Movin’ up

Andy Adams 2018 Edited 400

Nov 22, 2022

Last week I attended the Mercury Marine introduction of their new V10 Verado 350 and 400 horse power outboards. The event took place at both Disneyland and the legendary Mercury Lake X test facility in Florida. Both places are appropriately imaginary and unique.

These new Mercury Verado models are V10 designs – so, with ten cylinders like some Aston Martin, Ferarri or Lamborgini  engines, this is an exotic powerplant that has made it into production, and yet it’s one that will surely show up in ordinary places like high-end pontoon boats and on bass boats. 

You can read more about the new engines in this issue of Boating Industry Canada News Week Digest but, I actually drove them – on several boats and in single and twin installations. Are they exotic? I’d say that from a design perspective they certainly are and yet the performance can be downright civilized; smooth and quiet like almost no other engines on the market.

Mercury stunned the industry with their original L6 256 cubic inch supercharged Verado when it was introduced back in 2006 as an engine family with 200, 225, 250 and 275 horse power versions, and that same platform has now reached 450 in the top-power 450 Racing model.
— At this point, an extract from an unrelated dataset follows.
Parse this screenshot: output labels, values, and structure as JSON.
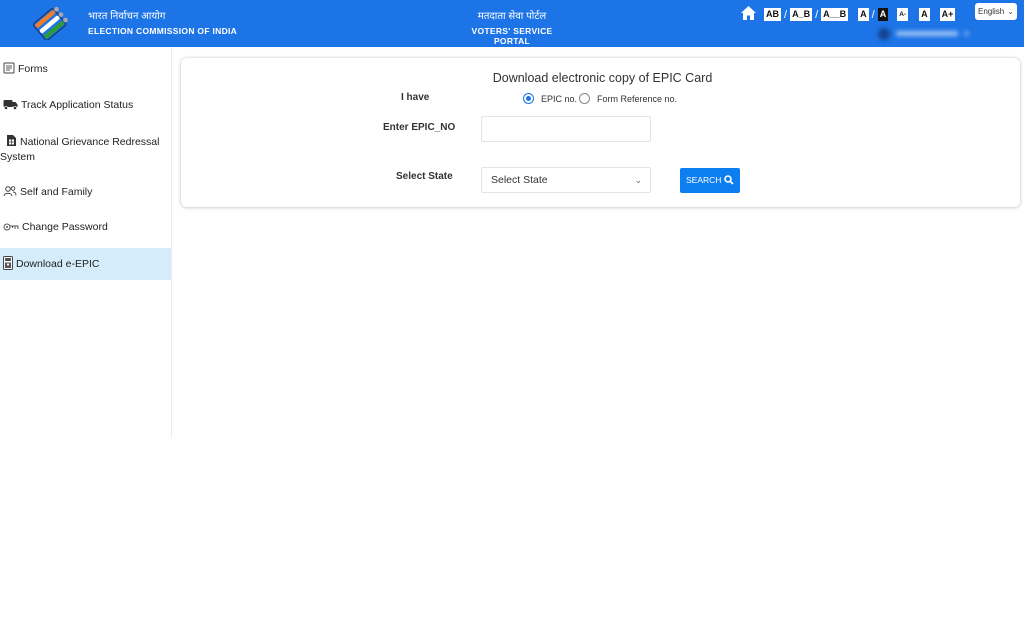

It’s almost funny to see a pair of those on a pontoon, but that’s what more and more people are buying.  The new V10 Verado models fill in the space between the Mercury V6 and V8 models that entered production in 2018 and that were being built and marketed concurrently with the supercharged Verado 6-cylinder models.

Those original supercharged Verados have been very successful but Mercury went to the larger displacement, naturally aspirated V6 and V8 because those took advantage of improved design and control technologies for overall better performance through a wide range of applications. These new engines are another step.

The V10s really up the stakes for Mercury’s competitors. The multi-cylinder layout has the torque to drive a much larger gearcase and larger prop with resulting improvements in top speed and fuel economy at the same time. Some of the boats we ran had previously been powered by the supercharged Verados and we got a direct comparison between the older designs and the new V10.

Yes – the V10s will come at a cost premium, but the whole market has been moving up in recent years and for many things in life, even entry-level products are more luxurious as well as more expensive.

In spite of the government’s efforts to cool the global economy and slow things down, that does not seem to be reflected in the new boat models we see being introduced, nor in these new engines. Clearly, we are still movin’ up!